The way you define stylistic choices in writing is not be entirely the same as what you would call it in video, but nevertheless it is still effective. In this case, the three comedians choice of songs says a lot about their goal for the viewer. The songs chosen were tremendously popular at some point within the past thirty years, targeting a wide audience that will immediately connect with and enjoy the show. As they go onto lip sync, they are rousing nostalgia within the audience while poking fun at what we used to enjoy in a lighthearted fashion. With every inevitable laugh provoked, as heard in the studio audience, there is proof that these three are doing their job of entertaining.

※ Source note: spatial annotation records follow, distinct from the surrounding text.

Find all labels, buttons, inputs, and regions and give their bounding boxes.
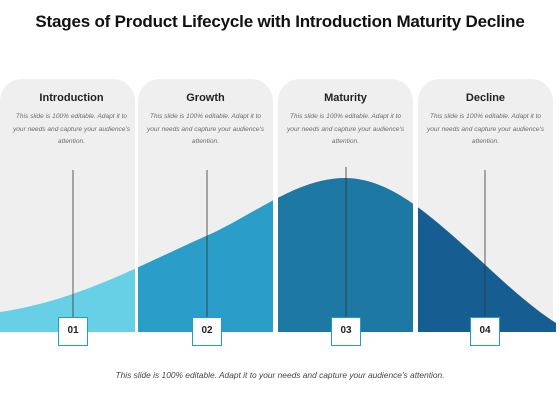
stage-text-decline: This slide is 100% editable. Adapt it to… bbox=[426, 113, 545, 145]
curve-segment-introduction bbox=[0, 178, 135, 332]
curve-segment-growth bbox=[138, 178, 273, 332]
stage-number-02: 02 bbox=[192, 317, 222, 346]
stage-text-introduction: This slide is 100% editable. Adapt it to… bbox=[12, 113, 131, 145]
stage-number-03: 03 bbox=[331, 317, 361, 346]
slide-title: Stages of Product Lifecycle with Introdu… bbox=[35, 12, 525, 31]
stage-number-04: 04 bbox=[470, 317, 500, 346]
curve-segment-maturity bbox=[278, 178, 413, 332]
footer-note: This slide is 100% editable. Adapt it to… bbox=[115, 370, 445, 380]
stage-number-01: 01 bbox=[58, 317, 88, 346]
stage-heading-growth: Growth bbox=[186, 92, 225, 104]
stage-text-maturity: This slide is 100% editable. Adapt it to… bbox=[286, 113, 405, 145]
stage-heading-decline: Decline bbox=[465, 92, 506, 104]
stage-heading-introduction: Introduction bbox=[39, 92, 104, 104]
stage-heading-maturity: Maturity bbox=[324, 92, 367, 104]
curve-segment-decline bbox=[418, 178, 556, 332]
stage-text-growth: This slide is 100% editable. Adapt it to… bbox=[146, 113, 265, 145]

These humorists use a mockingly serious tone which makes their work even more sidesplittingly hilarious. The fact that they chose their songs, they knew how ridiculous they would seem performing them, and they treated it as if they were serious musicians makes the performances infinitely better. How they perform their songs is almost ironic: seeing a tall, lanky man like Stephen Merchant swinging his hips to a fierce song by BeyoncĂ© seems like the epitome of unexpected. Almost startling, the commitment Merchant displays is so unanticipated that it adds to the performance’s humor overall.

A person’s sense of humor is specific to him or her as an individual, but judging by the studio audience’s reaction, I can’t be the only person to crack up. Humor is the perfect way to fix a bad day or forget your problems, and in this sense entertainment is the best form of procrastination.